1. The New Temptation
By this point, a reasonable reader may feel a residual resistance. Granted, large language models do not mean in the human sense. Granted, they operate over distributions rather than intentions. But surely, one might insist, they take context into account. Surely they are context‑sensitive. Surely they respond differently depending on situation.
This insistence is understandable. It is also where the final and most persistent category error quietly re‑enters.
Yes: LLMs condition on context.
No: this does not amount to situated meaning.
The task of this post is to make that distinction unavoidable.
2. What “Context” Means in LLM Discourse
In technical discourse around LLMs, context has a precise and unromantic meaning. It refers to:
the current prompt string,
the accumulated token history of the interaction,
windowed access to prior text,
learned weightings shaped by earlier corpora.
Context, here, is not a situation. It is not a setting. It is not a perspective. It is a structured input space within which probability mass is redistributed.
Nothing is perceived. Nothing is attended to. Nothing is taken as relevant.
There is only conditioning.
3. Conditioning Is Not Situation
This distinction is decisive.
Conditioning narrows a distribution. Situation constitutes a world.
No increase in scale, no refinement of architecture, and no accumulation of prompt history converts one into the other. Conditioning does not approach situation asymptotically. It remains ontologically distinct at every grain.
A system may be exquisitely sensitive to patterns of co‑occurrence without ever encountering a situation. It may respond differently across contexts without being in any of them.
This is not a limitation of present systems. It is a categorical boundary.
4. The Slide: From Conditioning to Soft Determination
The error usually reappears in softened language:
“the context guides the response”
“the model adapts to the situation”
“the system understands what’s going on here”
Each phrase performs the same quiet move. Conditioning is redescribed as orientation. Statistical restriction is redescribed as responsiveness. Context is smuggled back in as situation.
Once this slide occurs, meaning seems to follow naturally. If the system is already situated, then meaning merely needs to be granted.
But the premise is false. The slide is rhetorical, not theoretical.
5. Why This Error Persists
The persistence of this confusion is not accidental.

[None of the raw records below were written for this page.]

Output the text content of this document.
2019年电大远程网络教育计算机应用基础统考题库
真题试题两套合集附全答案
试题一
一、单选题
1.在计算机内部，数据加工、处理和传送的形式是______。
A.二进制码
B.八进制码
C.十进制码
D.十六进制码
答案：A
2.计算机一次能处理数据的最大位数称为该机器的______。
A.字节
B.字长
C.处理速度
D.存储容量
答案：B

Human meaning is always situated. Our acts of meaning are inseparable from lived context, from answerability, from the irreversibility of perspective. When linguistic output mirrors the surface structure of such acts — fluency, relevance, turn‑taking — we project situation where only structure exists.
LLMs are compelling precisely because they reproduce the trace of situatedness without its instantiation.
They generate the appearance of context‑sensitive action while remaining entirely within second‑order patterning.
This is the “almost” that misleads.
6. The Relational Cut Restated
The relational ontology enforces a clean cut:
Context‑as‑conditioning is structural.
Context‑as‑experienced is phenomenal.
Meaning occurs only in first‑order acts within the latter.
LLMs instantiate none of these acts. They neither occupy situations nor construe them. They do not answer. They do not stand in relation.
They condition.
7. What LLMs Actually Teach Us About Context
Properly understood, LLMs are not a threat to theories of meaning. They are a diagnostic instrument.
They show how much linguistic behaviour can be shaped by conditioning alone — and, by contrast, what conditioning can never supply. They clarify the limits of context when stripped of experience, perspective, and answerability.
Context matters. But never in the same way twice.
Context conditions. Acts answer. Meaning happens.